Furnace Maintenance & Carbon Monoxide

a field of flowers

Carbon Monoxide Exposure

A home’s heating and air conditioning system should provide many years of trouble free service with proper maintenance. But heating systems won’t just keep chugging along, year after year, with little or no maintenance.

an infographic

Improperly maintained heating equipment may compromise personal in home safety by becoming a fire hazard or causing dangerously high levels of Carbon Monoxide. Carbon Monoxide exposure can cause serious injury or death. Initial symptoms are similar to flu, and include headache, fatigue, shortness of breath, nausea and dizziness.


Carbon monoxide is an odorless, colorless, tasteless gas that kills more than 500 Americans every year.

Open windows and doors to ventilate the rooms if you suspect Carbon Monoxide poisoning in your home. In severe cases of Carbon Monoxide exposure, evacuate the home.

Annual inspections of all systems that produce Carbon Monoxide are recommended by the U.S. Consumer Product Safety Commission … including household furnaces and heating units.

Only trust your family’s health and safety to a qualified and licensed technician who will ensure the job is done properly, safely and according to code. Any safety inspection should include an initial furnace inspection and diagnostic test, a carbon monoxide test, an electrical components inspection, testing for gas leaks, and verification of safety shut off switches.

In addition to operating safely, your gas furnaces should also operate both efficiently. If you schedule an inspection with AirOne Heating and Air Conditioning, our technicians can verify that your gas furnace is producing the correct amount of heat and moving the right amount of air. Poor air flow is a major cause of heat exchanger failures that result in Carbon Monoxide exposure.

How Much Carbon Monoxide Is Too Much?

What should you do if your carbon monoxide (CO) detector goes off? Do what the experts recommend… open windows and doors immediately to clear the home of any potential CO. Then have someone, your gas company, the fire department, or a reputable service company like AirOne check your gas furnace and other appliances and verify the homes CO level.

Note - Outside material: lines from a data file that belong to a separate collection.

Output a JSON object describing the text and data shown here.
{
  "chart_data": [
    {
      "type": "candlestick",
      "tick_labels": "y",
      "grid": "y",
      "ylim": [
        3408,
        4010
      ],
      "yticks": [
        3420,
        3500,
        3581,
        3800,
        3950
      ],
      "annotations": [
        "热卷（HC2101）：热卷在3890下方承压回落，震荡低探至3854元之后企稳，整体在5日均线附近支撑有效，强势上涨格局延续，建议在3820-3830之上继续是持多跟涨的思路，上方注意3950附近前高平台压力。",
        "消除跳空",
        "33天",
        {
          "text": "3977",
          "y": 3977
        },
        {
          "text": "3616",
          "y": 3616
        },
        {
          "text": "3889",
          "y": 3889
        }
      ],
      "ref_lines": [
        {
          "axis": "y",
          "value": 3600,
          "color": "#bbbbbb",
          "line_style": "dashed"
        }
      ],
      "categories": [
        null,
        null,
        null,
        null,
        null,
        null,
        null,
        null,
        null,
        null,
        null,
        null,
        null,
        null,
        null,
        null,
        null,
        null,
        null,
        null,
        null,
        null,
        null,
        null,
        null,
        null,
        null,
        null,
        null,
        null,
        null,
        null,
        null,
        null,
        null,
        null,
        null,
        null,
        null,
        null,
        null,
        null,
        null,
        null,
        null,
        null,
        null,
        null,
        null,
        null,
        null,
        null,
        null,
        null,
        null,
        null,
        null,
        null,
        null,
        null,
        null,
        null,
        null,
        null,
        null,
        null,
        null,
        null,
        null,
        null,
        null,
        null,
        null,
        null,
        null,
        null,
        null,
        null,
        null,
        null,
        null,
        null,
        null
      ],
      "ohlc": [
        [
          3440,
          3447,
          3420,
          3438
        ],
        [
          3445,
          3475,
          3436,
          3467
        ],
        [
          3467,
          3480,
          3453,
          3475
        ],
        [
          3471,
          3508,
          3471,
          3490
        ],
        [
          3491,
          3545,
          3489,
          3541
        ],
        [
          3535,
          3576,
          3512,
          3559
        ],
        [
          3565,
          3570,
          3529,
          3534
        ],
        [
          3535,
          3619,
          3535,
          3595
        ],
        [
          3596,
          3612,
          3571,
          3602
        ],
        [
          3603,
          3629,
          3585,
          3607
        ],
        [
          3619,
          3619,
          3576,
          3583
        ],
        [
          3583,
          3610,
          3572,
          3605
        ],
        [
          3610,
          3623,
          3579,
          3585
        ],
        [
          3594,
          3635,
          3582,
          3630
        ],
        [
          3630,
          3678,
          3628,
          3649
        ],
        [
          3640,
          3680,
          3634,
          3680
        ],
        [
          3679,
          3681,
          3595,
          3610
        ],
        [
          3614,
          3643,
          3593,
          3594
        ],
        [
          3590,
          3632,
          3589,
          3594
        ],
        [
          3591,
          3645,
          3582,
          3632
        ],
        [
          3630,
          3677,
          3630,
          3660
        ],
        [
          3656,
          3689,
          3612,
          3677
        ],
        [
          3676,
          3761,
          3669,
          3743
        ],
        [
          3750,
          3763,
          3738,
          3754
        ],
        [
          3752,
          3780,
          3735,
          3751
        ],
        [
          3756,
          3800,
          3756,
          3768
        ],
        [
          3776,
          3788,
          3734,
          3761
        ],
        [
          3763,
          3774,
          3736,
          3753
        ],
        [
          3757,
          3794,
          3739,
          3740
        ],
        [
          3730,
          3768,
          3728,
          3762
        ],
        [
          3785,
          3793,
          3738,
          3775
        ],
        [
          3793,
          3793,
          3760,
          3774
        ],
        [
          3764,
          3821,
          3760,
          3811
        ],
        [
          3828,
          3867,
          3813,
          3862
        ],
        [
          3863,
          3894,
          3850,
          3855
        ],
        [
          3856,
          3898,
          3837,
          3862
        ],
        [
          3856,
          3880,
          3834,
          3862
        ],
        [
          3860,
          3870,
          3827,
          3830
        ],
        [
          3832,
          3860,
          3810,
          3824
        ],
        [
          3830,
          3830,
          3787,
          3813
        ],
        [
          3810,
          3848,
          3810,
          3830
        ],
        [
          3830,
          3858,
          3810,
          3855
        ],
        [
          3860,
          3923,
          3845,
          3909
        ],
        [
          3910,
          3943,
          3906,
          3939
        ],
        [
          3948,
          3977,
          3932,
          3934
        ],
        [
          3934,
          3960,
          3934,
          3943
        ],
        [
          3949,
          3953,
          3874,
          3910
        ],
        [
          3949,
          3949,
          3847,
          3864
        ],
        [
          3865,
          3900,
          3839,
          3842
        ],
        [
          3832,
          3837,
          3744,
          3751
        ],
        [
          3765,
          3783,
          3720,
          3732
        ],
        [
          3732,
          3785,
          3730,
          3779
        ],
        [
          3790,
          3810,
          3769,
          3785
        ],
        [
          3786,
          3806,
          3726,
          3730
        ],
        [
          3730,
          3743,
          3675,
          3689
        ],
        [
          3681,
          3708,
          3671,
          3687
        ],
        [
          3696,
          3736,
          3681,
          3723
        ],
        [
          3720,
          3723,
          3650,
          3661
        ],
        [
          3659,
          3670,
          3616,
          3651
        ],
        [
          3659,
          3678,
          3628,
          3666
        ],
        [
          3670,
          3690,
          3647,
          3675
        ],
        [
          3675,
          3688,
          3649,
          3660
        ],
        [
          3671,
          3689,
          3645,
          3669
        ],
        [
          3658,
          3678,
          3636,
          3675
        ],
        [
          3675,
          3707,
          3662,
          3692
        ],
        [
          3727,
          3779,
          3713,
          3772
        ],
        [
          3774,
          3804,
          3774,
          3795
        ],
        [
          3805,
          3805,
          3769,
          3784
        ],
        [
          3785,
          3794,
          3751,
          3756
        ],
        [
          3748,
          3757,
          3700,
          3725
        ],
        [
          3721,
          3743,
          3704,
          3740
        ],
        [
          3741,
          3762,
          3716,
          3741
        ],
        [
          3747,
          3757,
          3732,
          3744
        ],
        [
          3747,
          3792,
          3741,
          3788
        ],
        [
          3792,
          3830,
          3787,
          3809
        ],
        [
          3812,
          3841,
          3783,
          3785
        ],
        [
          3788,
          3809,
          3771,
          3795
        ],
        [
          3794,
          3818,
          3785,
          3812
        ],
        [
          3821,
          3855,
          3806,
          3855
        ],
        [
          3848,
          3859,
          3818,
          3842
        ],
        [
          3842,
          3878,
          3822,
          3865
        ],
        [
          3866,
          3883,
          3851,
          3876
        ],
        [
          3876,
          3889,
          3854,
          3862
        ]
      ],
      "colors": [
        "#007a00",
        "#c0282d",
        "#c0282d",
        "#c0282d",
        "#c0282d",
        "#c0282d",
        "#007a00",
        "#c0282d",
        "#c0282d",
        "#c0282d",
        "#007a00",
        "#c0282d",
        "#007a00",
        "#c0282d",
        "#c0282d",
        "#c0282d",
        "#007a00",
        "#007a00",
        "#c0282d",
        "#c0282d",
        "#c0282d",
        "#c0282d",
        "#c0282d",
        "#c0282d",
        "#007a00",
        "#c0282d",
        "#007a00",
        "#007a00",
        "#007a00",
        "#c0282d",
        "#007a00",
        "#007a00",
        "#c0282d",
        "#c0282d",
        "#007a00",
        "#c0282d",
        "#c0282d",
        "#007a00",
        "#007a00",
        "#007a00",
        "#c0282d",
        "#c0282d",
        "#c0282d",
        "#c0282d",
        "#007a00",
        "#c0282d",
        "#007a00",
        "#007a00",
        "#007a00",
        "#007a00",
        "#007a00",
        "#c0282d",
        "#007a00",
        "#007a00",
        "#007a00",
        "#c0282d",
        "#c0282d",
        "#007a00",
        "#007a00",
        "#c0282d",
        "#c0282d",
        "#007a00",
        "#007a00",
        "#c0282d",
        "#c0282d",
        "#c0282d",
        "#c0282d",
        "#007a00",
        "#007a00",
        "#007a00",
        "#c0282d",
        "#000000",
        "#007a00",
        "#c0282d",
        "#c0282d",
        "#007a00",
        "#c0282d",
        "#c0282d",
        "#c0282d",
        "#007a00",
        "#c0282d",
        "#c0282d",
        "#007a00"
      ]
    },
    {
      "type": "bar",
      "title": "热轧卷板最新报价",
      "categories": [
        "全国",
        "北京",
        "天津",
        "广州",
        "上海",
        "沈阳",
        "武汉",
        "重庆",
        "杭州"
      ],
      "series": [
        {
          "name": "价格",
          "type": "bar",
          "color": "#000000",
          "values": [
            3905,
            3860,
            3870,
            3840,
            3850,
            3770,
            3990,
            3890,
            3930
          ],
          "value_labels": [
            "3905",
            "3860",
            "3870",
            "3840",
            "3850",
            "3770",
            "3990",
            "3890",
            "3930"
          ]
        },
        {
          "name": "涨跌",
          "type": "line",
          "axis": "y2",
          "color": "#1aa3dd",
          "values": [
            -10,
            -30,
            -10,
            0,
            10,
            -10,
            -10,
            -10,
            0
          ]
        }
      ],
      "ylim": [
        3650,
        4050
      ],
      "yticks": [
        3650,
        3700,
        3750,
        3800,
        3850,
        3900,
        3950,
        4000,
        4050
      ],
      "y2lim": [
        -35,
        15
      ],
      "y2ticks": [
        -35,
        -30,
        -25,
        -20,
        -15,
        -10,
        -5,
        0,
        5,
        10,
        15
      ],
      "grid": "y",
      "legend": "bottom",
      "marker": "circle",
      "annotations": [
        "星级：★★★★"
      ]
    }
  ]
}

Check the batteries on your CO detector … if they are battery operated. If you decide to replace your older CO detectors look for replacement detectors that will detect even low levels of CO concentrations and will display the actual CO level.

What should you do if you have gas appliances and do not have CO detectors in your home? Get them.

The effects of CO poisoning are progressive depending on the level of carbon monoxide and the exposure time. The early effects may include dizziness, headaches, fatigue, nausea and/or disorientation. Long term exposure to low CO levels can be particularly difficult to recognize.

In reality, very low levels of carbon monoxide can be found almost anywhere, but especially along busy urban streets. Very low levels … of 0.5 to 5 parts per million (ppm) are considered normal in many urban areas.

Inhaled carbon monoxide is absorbed into the bloodstream where it collects. The CO blocks and replaces the oxygen in the blood.

The Human Senses Cannot Detect The Presence Of Carbon Monoxide.

Generally Accepted CO Exposure Guidelines in PPM

800 ..…. may result in nausea, convulsions, and possible death within 2 hours

400 …… headaches within 1-2 hours, and life threatening within 3 hours

70 ……. any reliable CO detector should be sounding at this level

50 ….… federal law lists 50 ppm as the maximum average level for continuous exposure in an eight hour work day.

10-35 …small children, elderly, and those suffering respiratory problems are at particular risk, depending on exposure time. Home bound family members may be the first to display symptoms of CO poisoning.

9 ……… levels commonly measured along busy street and near busy intersections

1-9 …… depending on location, especially in urban areas, these concentrations may not be avoidable without life style changes.